Dans quel état se trouve la marine nationale depuis la fin de la crise?
Après le changement de régime intervenu le 11 avril, c’est le 18 avril que le travail a effectivement repris. Sur 1.124 agents que compte la marine, il y a 35 absents. Au niveau des effectifs, le travail a repris avec 95% des effectifs. Tous ceux qui ne se reprochent rien sont de retour. L’engouement est total.
Qu’en est-il des moyens matériels pour travailler?
Au niveau du matériel navigant, nous n’avons pas de bâtiment pour aller en haute mer. En ce qui concerne la lagune, nous avons pu remettre en état quelques vedettes qui nous permettent de patrouiller.
Cela signifie-t-il qu’aujourd’hui vous n’avez aucun moyen pour contrôler la frontière maritime ivoirienne?
C’est cela la triste réalité. Nous ne pouvons surveiller que la lagune. Pour la mer, c’est impossible pour le moment.
Quelle est donc l’urgence à satisfaire pour vous rendre opérationnels?
Dans l’immédiat, il y a la réparation des unités dont dispose la marine nationale. Il s’agit du patrouilleur rapide « L’Intrépide » qui a été l’objet de bombardements. Il y a également la réparation du bâtiment de surveillance côtière « Le Valeureux ». Ce sont les deux unités à réparer dans l’urgence pour permettre à la marine de jouer convenablement son rôle.
Durant les affrontements, quel a été le rôle de la marine?

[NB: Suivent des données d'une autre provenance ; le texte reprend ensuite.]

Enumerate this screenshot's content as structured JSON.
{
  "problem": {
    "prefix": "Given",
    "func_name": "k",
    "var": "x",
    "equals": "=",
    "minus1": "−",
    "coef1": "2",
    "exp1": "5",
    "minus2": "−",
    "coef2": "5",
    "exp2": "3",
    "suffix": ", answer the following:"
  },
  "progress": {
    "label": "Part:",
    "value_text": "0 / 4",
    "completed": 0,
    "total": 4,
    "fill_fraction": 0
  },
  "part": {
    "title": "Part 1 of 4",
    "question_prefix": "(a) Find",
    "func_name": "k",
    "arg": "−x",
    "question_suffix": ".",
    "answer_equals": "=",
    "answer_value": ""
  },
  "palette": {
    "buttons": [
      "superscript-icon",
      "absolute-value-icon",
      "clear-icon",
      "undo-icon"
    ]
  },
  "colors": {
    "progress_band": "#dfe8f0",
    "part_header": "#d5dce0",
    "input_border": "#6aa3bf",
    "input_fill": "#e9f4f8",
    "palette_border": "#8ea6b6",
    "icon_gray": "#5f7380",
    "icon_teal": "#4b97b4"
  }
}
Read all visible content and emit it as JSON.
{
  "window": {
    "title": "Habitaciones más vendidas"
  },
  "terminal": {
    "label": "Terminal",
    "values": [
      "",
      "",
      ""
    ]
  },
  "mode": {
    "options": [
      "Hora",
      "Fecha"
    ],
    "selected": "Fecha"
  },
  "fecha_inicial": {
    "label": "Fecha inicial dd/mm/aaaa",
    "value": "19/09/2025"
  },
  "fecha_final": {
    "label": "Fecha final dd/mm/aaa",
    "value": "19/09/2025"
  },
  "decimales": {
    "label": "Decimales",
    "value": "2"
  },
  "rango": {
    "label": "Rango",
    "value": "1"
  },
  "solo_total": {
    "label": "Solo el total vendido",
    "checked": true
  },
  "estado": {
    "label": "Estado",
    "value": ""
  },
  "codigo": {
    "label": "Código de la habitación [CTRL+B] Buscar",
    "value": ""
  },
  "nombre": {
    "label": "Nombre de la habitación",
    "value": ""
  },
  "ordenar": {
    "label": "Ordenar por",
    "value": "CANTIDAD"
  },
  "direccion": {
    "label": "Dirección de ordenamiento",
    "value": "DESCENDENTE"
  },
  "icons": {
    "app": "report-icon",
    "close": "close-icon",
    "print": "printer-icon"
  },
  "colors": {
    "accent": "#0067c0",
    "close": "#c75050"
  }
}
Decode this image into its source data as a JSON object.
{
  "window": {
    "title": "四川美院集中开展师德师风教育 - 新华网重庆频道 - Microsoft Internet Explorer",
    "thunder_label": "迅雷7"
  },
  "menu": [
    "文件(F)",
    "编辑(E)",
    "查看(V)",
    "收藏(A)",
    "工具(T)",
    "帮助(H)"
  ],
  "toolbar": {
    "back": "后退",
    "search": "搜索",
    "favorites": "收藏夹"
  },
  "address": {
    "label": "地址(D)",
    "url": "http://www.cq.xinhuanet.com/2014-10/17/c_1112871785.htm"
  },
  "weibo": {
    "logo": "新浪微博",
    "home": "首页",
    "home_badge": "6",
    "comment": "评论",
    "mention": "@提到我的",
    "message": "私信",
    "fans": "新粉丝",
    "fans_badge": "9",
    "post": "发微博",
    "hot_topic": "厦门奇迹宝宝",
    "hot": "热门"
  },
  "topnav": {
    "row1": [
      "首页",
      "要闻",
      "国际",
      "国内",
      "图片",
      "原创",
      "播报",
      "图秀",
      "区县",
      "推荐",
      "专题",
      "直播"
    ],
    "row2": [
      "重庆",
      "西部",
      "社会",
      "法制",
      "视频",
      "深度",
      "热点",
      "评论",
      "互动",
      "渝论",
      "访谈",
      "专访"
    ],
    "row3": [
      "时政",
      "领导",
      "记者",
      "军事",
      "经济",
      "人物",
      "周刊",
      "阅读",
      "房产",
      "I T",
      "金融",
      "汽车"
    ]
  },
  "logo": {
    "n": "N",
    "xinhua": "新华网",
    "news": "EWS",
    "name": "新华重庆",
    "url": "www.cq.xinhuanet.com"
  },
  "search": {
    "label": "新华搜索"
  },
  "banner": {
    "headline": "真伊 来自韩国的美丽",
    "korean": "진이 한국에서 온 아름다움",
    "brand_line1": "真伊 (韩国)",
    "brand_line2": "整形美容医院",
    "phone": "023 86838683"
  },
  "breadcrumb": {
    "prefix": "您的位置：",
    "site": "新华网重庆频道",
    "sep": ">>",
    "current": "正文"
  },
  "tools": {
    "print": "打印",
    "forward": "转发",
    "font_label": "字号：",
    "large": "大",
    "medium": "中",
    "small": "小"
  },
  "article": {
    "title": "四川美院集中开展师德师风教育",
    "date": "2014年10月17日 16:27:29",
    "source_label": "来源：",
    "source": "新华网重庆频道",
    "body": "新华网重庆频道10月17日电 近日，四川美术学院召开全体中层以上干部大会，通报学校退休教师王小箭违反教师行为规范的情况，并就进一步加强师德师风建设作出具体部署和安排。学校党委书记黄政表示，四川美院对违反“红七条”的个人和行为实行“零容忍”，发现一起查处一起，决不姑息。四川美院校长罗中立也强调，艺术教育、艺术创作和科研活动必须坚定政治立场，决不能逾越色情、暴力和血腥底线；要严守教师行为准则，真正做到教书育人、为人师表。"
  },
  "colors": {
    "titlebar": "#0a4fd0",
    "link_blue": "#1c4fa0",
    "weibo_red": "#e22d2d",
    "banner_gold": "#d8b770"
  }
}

Beaucoup d’éléments de la marine ont participé aux combats aux côtés des miliciens et mercenaires de l’ancien régime. Le 31 mars 2011, l’ancien commandement a regroupé les effectifs pour poser la question de savoir ceux qui voulaient combattre et ceux qui ne le voulaient pas. Ceux qui ont choisi de se battre se sont rendus à la résidence de l’ancien président et ceux qui ne le voulaient pas ont rejoint leurs domiciles. C’est ainsi que beaucoup de marins ont quitté la base navale pour rejoindre leurs domiciles. Puisqu’il s’agissait d’une opération bien planifiée, les responsables de l’époque ont profité de la situation pour faire entrer les mercenaires libériens et miliciens à la base navale. Les éléments de la classe Blé Goudé sont restés pour combattre avec les miliciens et mercenaires. C’est cela le rôle négatif joué par les marins.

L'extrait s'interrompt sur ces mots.